Different rules apply once you get to guided rockets (such as the present unitary warhead GPS corrected ones fired from MLRS - GMLRS -
http://www.lockheedmartin.co.uk/us/products/GuidedUnitaryMLRSRocket.html). Those have replaced the 175mm and 8inch howitzer systems in modern armies. The rounds are not cheap, though since you have stepped up from an unguided artillery rocket to a guided missile of sorts.
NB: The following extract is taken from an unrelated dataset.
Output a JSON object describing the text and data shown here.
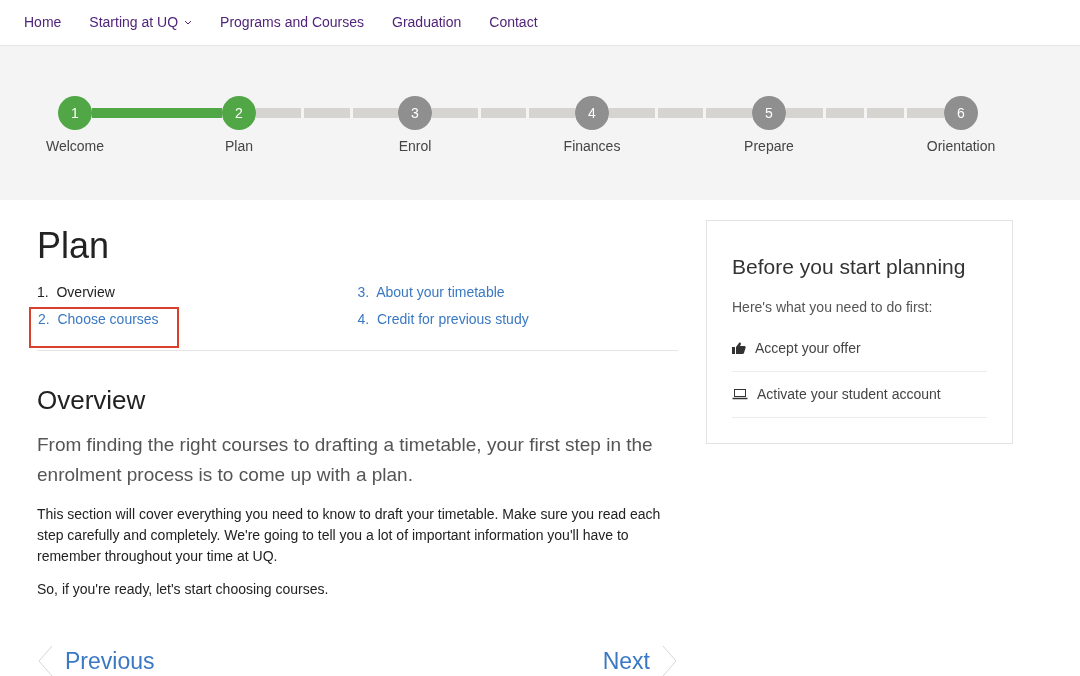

For your hypothetical application, the round is the most important bit. There is a saying in the artillery community that "the projectile is the weapon".
You want a decent supply of relatively cheap ammunition for your gun. You would like multiple suppliers so that your supply is reasonably assured. So that means most likely, NATO standard 105mm or 155mm. Several nations make that. If you can get hold of the British L118 howitzer then that is good - it also has a replacement tube that fires old American M1 105mm ammo (L119).
http://en.wikipedia.org/wiki/L118_light_gun It is towed and can be slung under a helicopter.
Mortar wise, 120mm is a decent choice for light artillery as well. Several NATO nations and others make 120mm mortar ammo. So do the former Warsaw pact nations and China. The Finnish Tampella 120mm is the classic example, you wont go wrong with that. The FRG bought a lot of those.